By Whit Richardson, BDN Staff

SOUTH PORTLAND, Maine — The financial services company WEX Inc. said on Wednesday that CEO Michael Dubyak will hand off the company’s reins at the end of the year. The company also released its most recent financial results, showing positive gains in revenue and income.

Melissa Smith, 44, has been named president of WEX, effective immediately, and will assume the CEO title on Jan. 1, 2014. Dubyak, 62, will move into the newly created position of executive chairman of the company’s board, according to the company’s announcement.

WEX, formerly known as Wright Express, is a global provider of corporate payment solutions. It got its start in 1983 as a provider of fuel cards for vehicle fleets. The South Portland-based company has grown in recent years through a series of acquisitions. It currently employs roughly 1,300 people worldwide and 600 at its South Portland headquarters, according to Jessica Roy, a company spokeswoman.

Smith, a 16-year veteran of WEX, most recently served as president of WEX’s operations in the Americas.

Dubyak, who has been CEO for nearly 15 years, said he and the company’s board have been discussing succession plans over the past few years and “identified what we believe is the natural successor in Melissa Smith.”

“I have had the pleasure of working closely with Melissa for the past 16 years,” Dubyak said. “During that time, she has excelled in various positions of increasing responsibility across all areas of the company and has established a proven track record of leadership. … Her experience and domain expertise uniquely positions her to continue to drive the company’s momentum forward.”

WEX, which is traded on the New York Stock Exchange under the symbol WEX, also reported on Wednesday that its revenue for the first quarter of 2013 increased 18 percent to $165.4 million, from $140.1 million for the first quarter of 2012.

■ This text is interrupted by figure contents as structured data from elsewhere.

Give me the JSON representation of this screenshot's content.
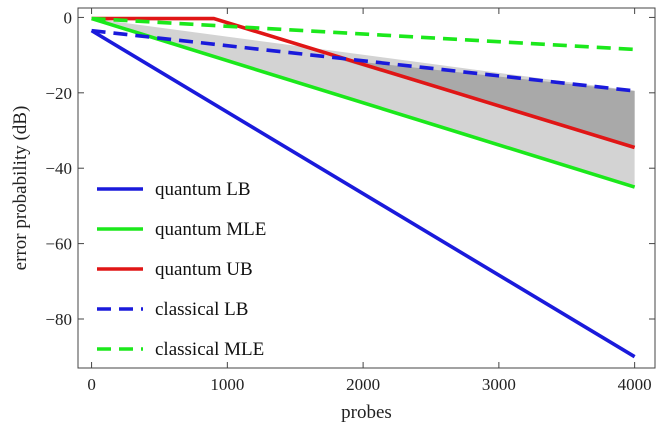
{
  "chart_data": {
    "type": "line",
    "title": "",
    "xlabel": "probes",
    "ylabel": "error probability (dB)",
    "xlim": [
      -100,
      4150
    ],
    "ylim": [
      -93,
      2.5
    ],
    "xticks": [
      0,
      1000,
      2000,
      3000,
      4000
    ],
    "yticks": [
      0,
      -20,
      -40,
      -60,
      -80
    ],
    "xtick_labels": [
      "0",
      "1000",
      "2000",
      "3000",
      "4000"
    ],
    "ytick_labels": [
      "0",
      "−20",
      "−40",
      "−60",
      "−80"
    ],
    "grid": false,
    "legend_position": "bottom-left",
    "series": [
      {
        "name": "quantum LB",
        "color": "#1a1adb",
        "dash": false,
        "x": [
          0,
          4000
        ],
        "y": [
          -3.5,
          -90
        ]
      },
      {
        "name": "quantum MLE",
        "color": "#1be81b",
        "dash": false,
        "x": [
          0,
          4000
        ],
        "y": [
          -0.3,
          -45
        ]
      },
      {
        "name": "quantum UB",
        "color": "#e01616",
        "dash": false,
        "x": [
          0,
          900,
          4000
        ],
        "y": [
          -0.3,
          -0.3,
          -34.5
        ]
      },
      {
        "name": "classical LB",
        "color": "#1a1adb",
        "dash": true,
        "x": [
          0,
          4000
        ],
        "y": [
          -3.5,
          -19.5
        ]
      },
      {
        "name": "classical MLE",
        "color": "#1be81b",
        "dash": true,
        "x": [
          0,
          4000
        ],
        "y": [
          -0.3,
          -8.5
        ]
      }
    ],
    "shaded_regions": [
      {
        "color": "#d3d3d3",
        "x": [
          0,
          4000,
          4000,
          0
        ],
        "y": [
          -0.3,
          -19.5,
          -45,
          -0.3
        ]
      },
      {
        "color": "#a9a9a9",
        "x": [
          1830,
          4000,
          4000
        ],
        "y": [
          -11.2,
          -19.5,
          -34.5
        ]
      }
    ]
  }
}
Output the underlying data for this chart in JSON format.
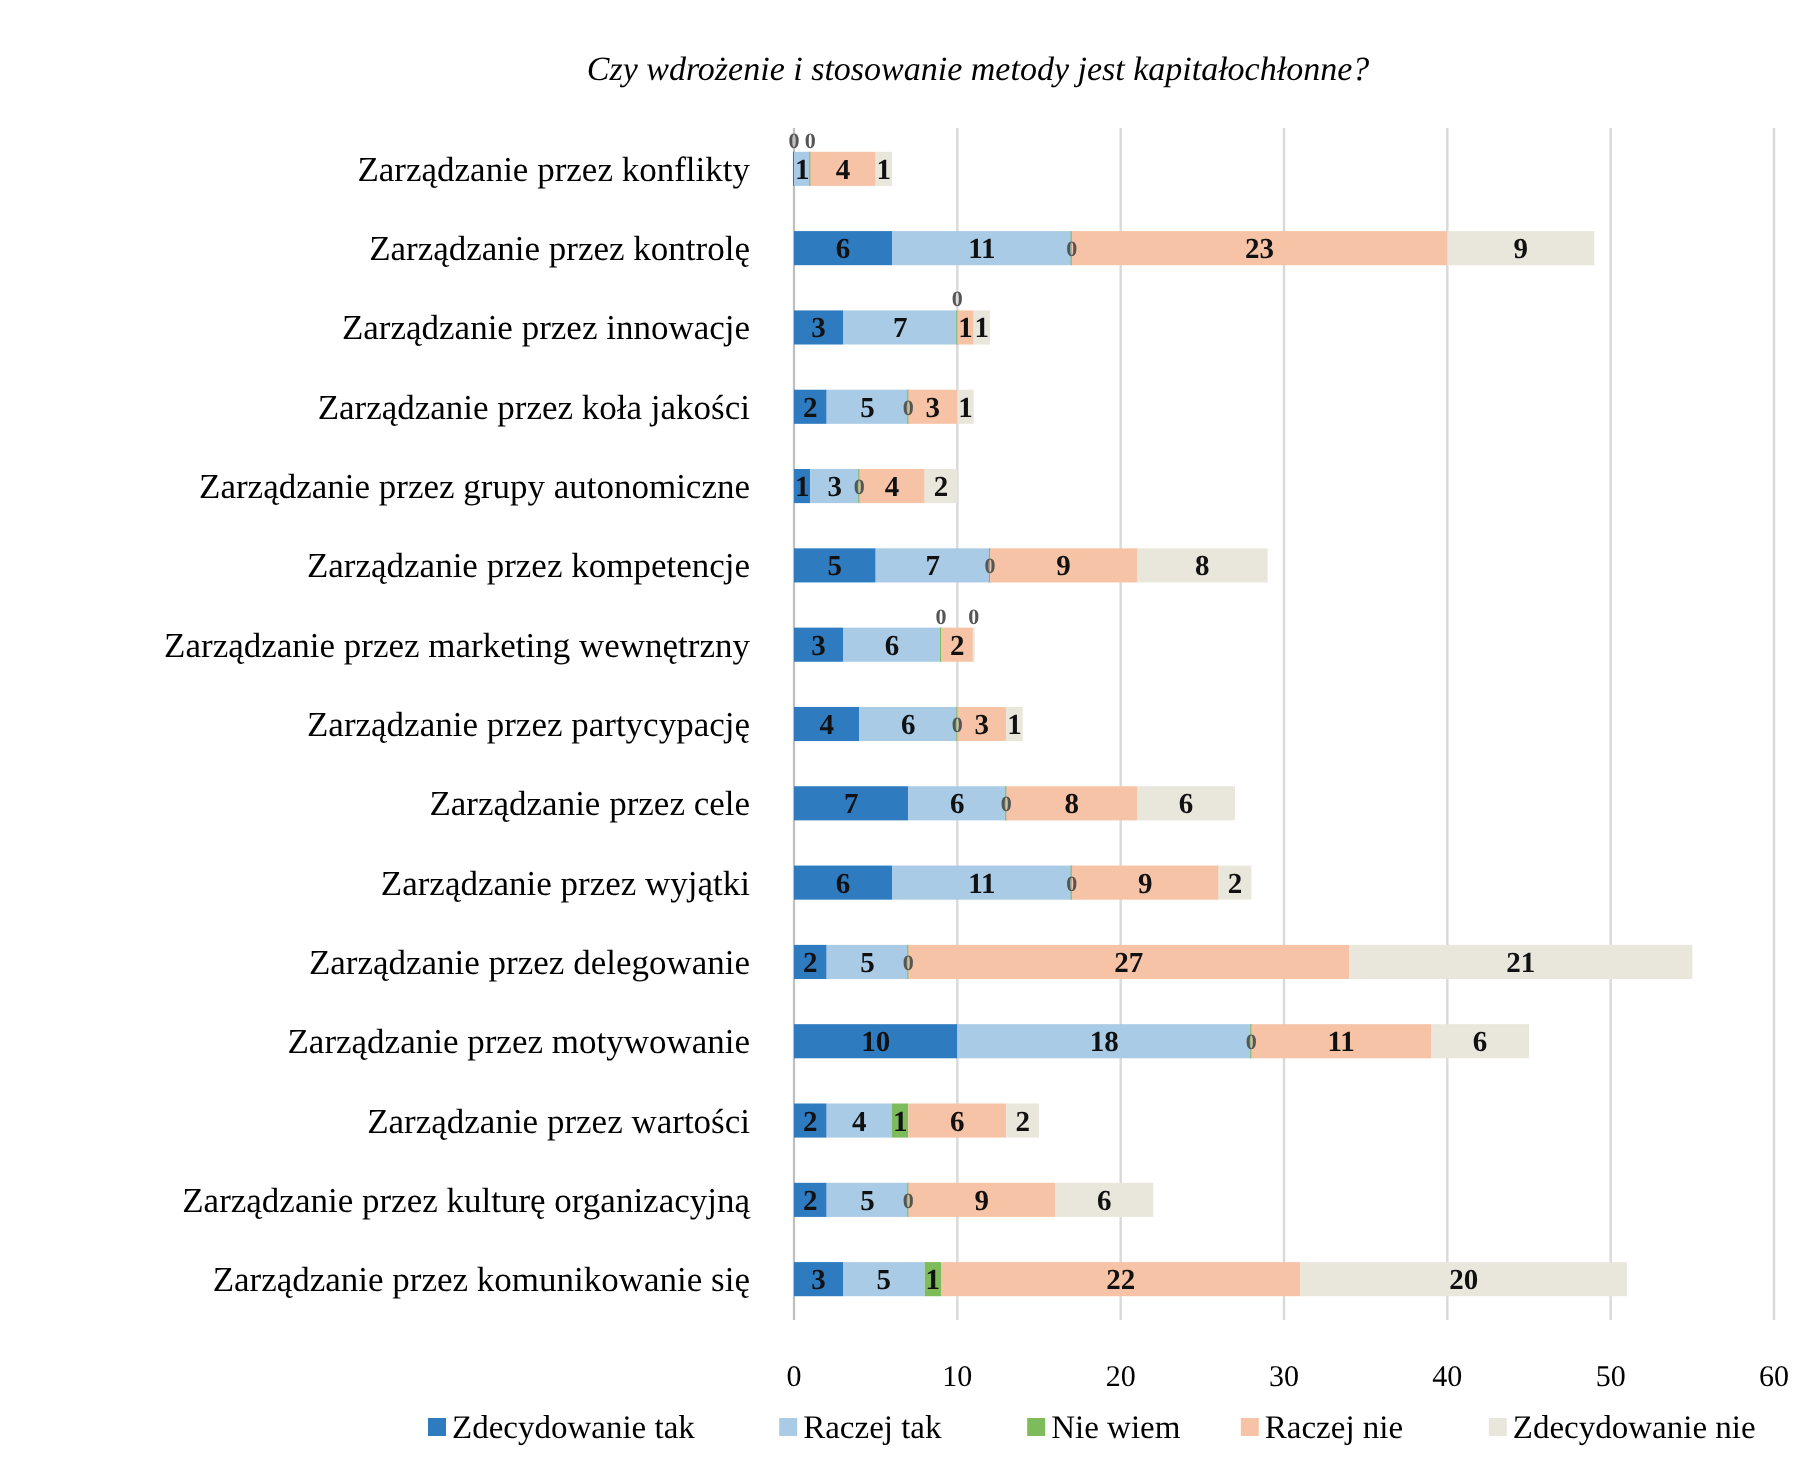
{
  "chart_data": {
    "type": "bar",
    "orientation": "horizontal",
    "stacked": true,
    "title": "Czy wdrożenie i stosowanie metody jest kapitałochłonne?",
    "categories": [
      "Zarządzanie przez konflikty",
      "Zarządzanie przez kontrolę",
      "Zarządzanie przez innowacje",
      "Zarządzanie przez koła jakości",
      "Zarządzanie przez grupy autonomiczne",
      "Zarządzanie przez kompetencje",
      "Zarządzanie przez marketing wewnętrzny",
      "Zarządzanie przez partycypację",
      "Zarządzanie przez cele",
      "Zarządzanie przez wyjątki",
      "Zarządzanie przez delegowanie",
      "Zarządzanie przez motywowanie",
      "Zarządzanie przez wartości",
      "Zarządzanie przez kulturę organizacyjną",
      "Zarządzanie przez komunikowanie się"
    ],
    "series": [
      {
        "name": "Zdecydowanie tak",
        "color": "#2e7bbf",
        "values": [
          0,
          6,
          3,
          2,
          1,
          5,
          3,
          4,
          7,
          6,
          2,
          10,
          2,
          2,
          3
        ]
      },
      {
        "name": "Raczej tak",
        "color": "#a9cbe6",
        "values": [
          1,
          11,
          7,
          5,
          3,
          7,
          6,
          6,
          6,
          11,
          5,
          18,
          4,
          5,
          5
        ]
      },
      {
        "name": "Nie wiem",
        "color": "#7dbb5b",
        "values": [
          0,
          0,
          0,
          0,
          0,
          0,
          0,
          0,
          0,
          0,
          0,
          0,
          1,
          0,
          1
        ]
      },
      {
        "name": "Raczej nie",
        "color": "#f7c3a6",
        "values": [
          4,
          23,
          1,
          3,
          4,
          9,
          2,
          3,
          8,
          9,
          27,
          11,
          6,
          9,
          22
        ]
      },
      {
        "name": "Zdecydowanie nie",
        "color": "#e9e6dc",
        "values": [
          1,
          9,
          1,
          1,
          2,
          8,
          0,
          1,
          6,
          2,
          21,
          6,
          2,
          6,
          20
        ]
      }
    ],
    "xlim": [
      0,
      60
    ],
    "xticks": [
      0,
      10,
      20,
      30,
      40,
      50,
      60
    ],
    "grid": "x",
    "legend": "bottom",
    "data_labels": true
  }
}
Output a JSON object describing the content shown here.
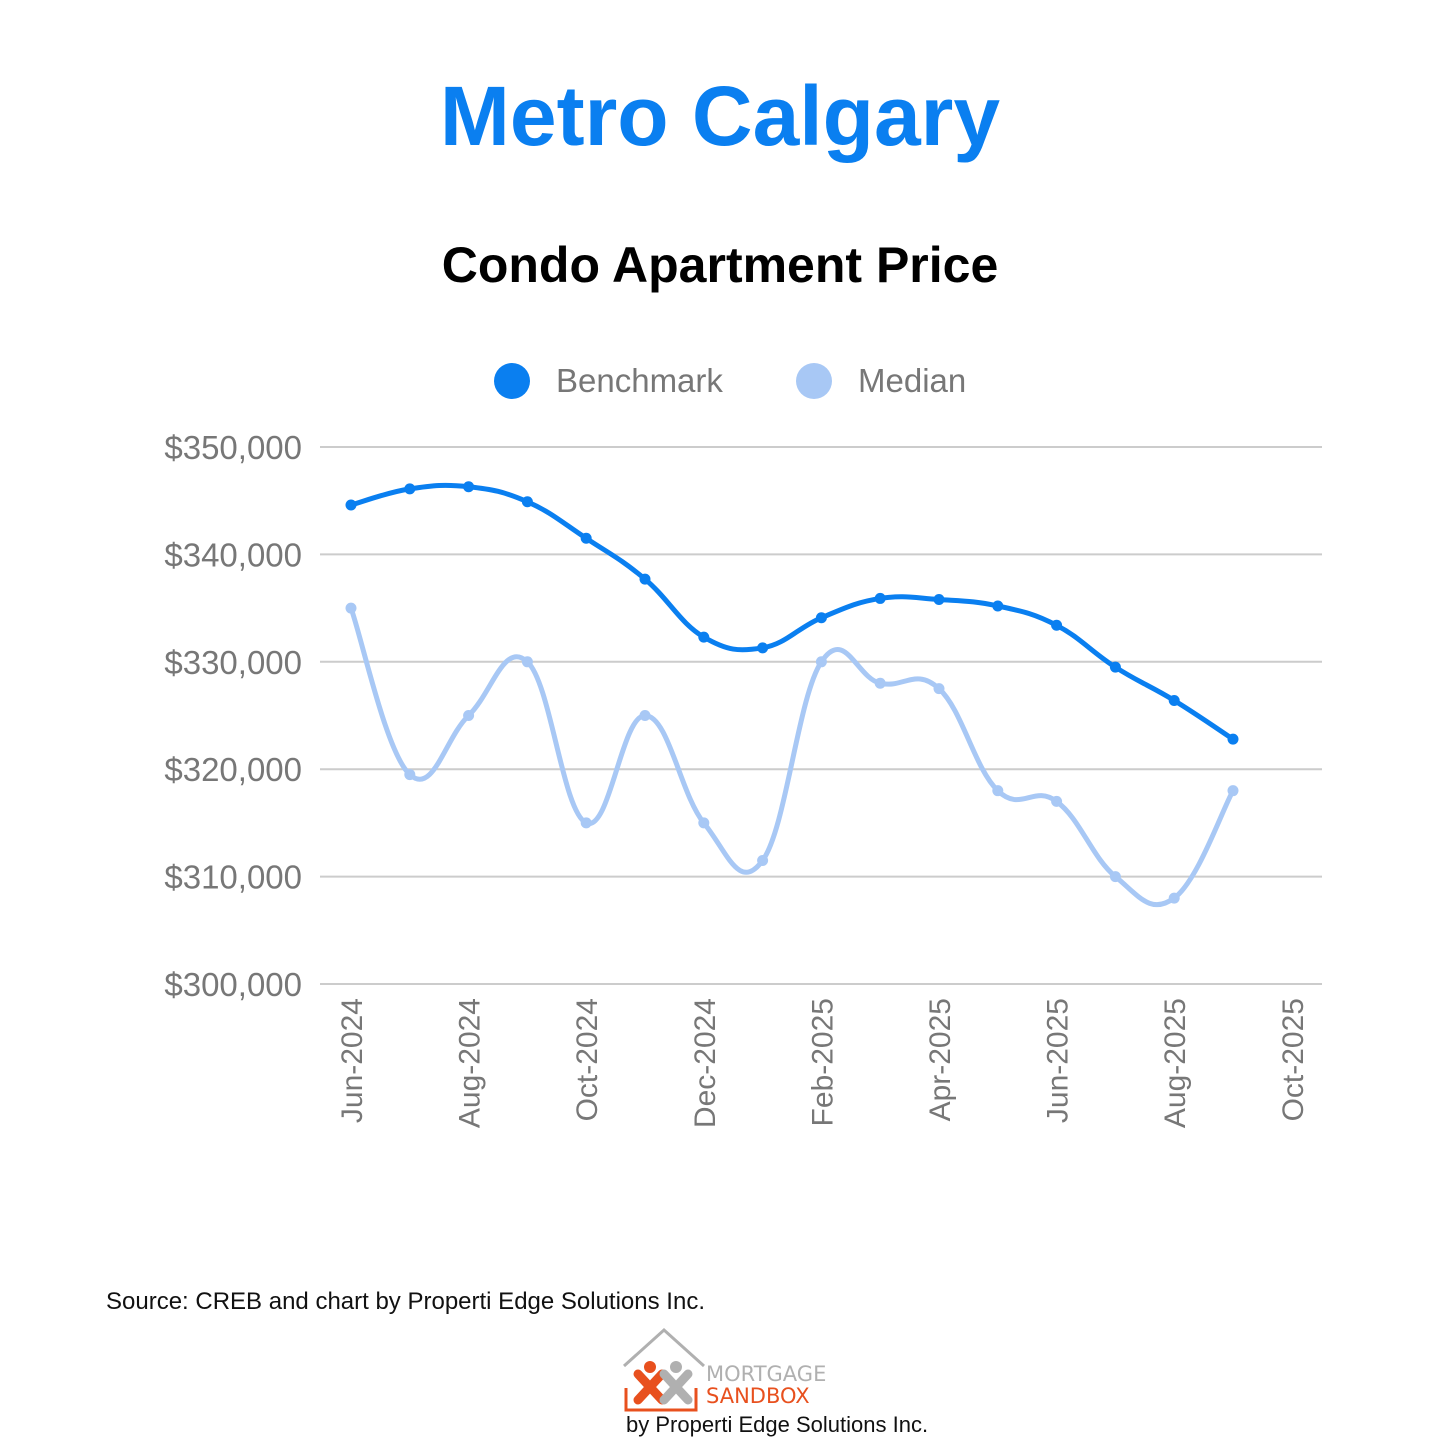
{
  "header": {
    "title": "Metro Calgary",
    "subtitle": "Condo Apartment Price"
  },
  "chart_data": {
    "type": "line",
    "x": [
      "Jun-2024",
      "Jul-2024",
      "Aug-2024",
      "Sep-2024",
      "Oct-2024",
      "Nov-2024",
      "Dec-2024",
      "Jan-2025",
      "Feb-2025",
      "Mar-2025",
      "Apr-2025",
      "May-2025",
      "Jun-2025",
      "Jul-2025",
      "Aug-2025",
      "Sep-2025"
    ],
    "x_tick_labels": [
      "Jun-2024",
      "Aug-2024",
      "Oct-2024",
      "Dec-2024",
      "Feb-2025",
      "Apr-2025",
      "Jun-2025",
      "Aug-2025",
      "Oct-2025"
    ],
    "series": [
      {
        "name": "Benchmark",
        "color": "#0a7ff0",
        "values": [
          344600,
          346100,
          346300,
          344900,
          341500,
          337700,
          332300,
          331300,
          334100,
          335900,
          335800,
          335200,
          333400,
          329500,
          326400,
          322800
        ]
      },
      {
        "name": "Median",
        "color": "#a8c8f5",
        "values": [
          335000,
          319500,
          325000,
          330000,
          315000,
          325000,
          315000,
          311500,
          330000,
          328000,
          327500,
          318000,
          317000,
          310000,
          308000,
          318000
        ]
      }
    ],
    "y_tick_labels": [
      "$350,000",
      "$340,000",
      "$330,000",
      "$320,000",
      "$310,000",
      "$300,000"
    ],
    "y_ticks": [
      350000,
      340000,
      330000,
      320000,
      310000,
      300000
    ],
    "ylim": [
      300000,
      350000
    ],
    "grid": true,
    "legend_position": "top-center",
    "grid_color": "#cccccc",
    "tick_color": "#777777"
  },
  "footer": {
    "source": "Source: CREB and chart by Properti Edge Solutions Inc.",
    "logo_word_1": "MORTGAGE",
    "logo_word_2": "SANDBOX",
    "logo_byline": "by Properti Edge Solutions Inc.",
    "logo_accent": "#e8501e",
    "logo_gray": "#b0b0b0"
  }
}
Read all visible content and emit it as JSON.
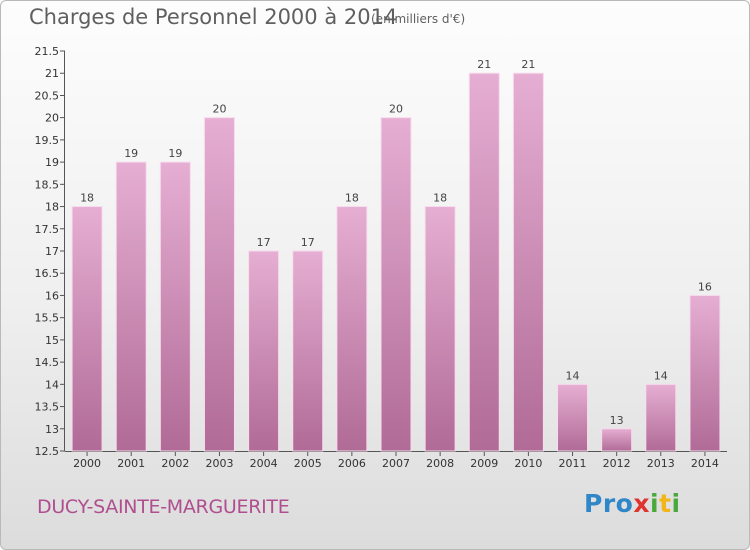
{
  "header": {
    "title": "Charges de Personnel 2000 à 2014",
    "subtitle": "(en milliers d'€)"
  },
  "footer": {
    "place": "DUCY-SAINTE-MARGUERITE",
    "logo": [
      "P",
      "r",
      "o",
      "x",
      "i",
      "t",
      "i"
    ]
  },
  "colors": {
    "bar_light": "#e6aed3",
    "bar_dark": "#b06b96",
    "place_text": "#b04f8f",
    "logo": [
      "#2f86c8",
      "#2f86c8",
      "#2f86c8",
      "#e0342f",
      "#4ba83d",
      "#f2b61b",
      "#4ba83d"
    ]
  },
  "chart_data": {
    "type": "bar",
    "title": "Charges de Personnel 2000 à 2014",
    "subtitle": "(en milliers d'€)",
    "categories": [
      "2000",
      "2001",
      "2002",
      "2003",
      "2004",
      "2005",
      "2006",
      "2007",
      "2008",
      "2009",
      "2010",
      "2011",
      "2012",
      "2013",
      "2014"
    ],
    "values": [
      18,
      19,
      19,
      20,
      17,
      17,
      18,
      20,
      18,
      21,
      21,
      14,
      13,
      14,
      16
    ],
    "ylim": [
      12.5,
      21.5
    ],
    "yticks": [
      "12.5",
      "13",
      "13.5",
      "14",
      "14.5",
      "15",
      "15.5",
      "16",
      "16.5",
      "17",
      "17.5",
      "18",
      "18.5",
      "19",
      "19.5",
      "20",
      "20.5",
      "21",
      "21.5"
    ],
    "grid": false,
    "legend": "none"
  }
}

Its adjusted net income for the first quarter of 2013 increased 8 percent to $38.3 million, from $35.6 million for the same period a year ago. The company uses adjusted net income, as opposed to net income, as an important measurement because it excludes fuel-price derivative instruments, which the company purchases to hedge against the volatility of fuel prices.

The company is forecasting that its revenue for the full year will be in the range of $716 million to $736 million and adjusted net income to be in the range of $164 million to $170 million.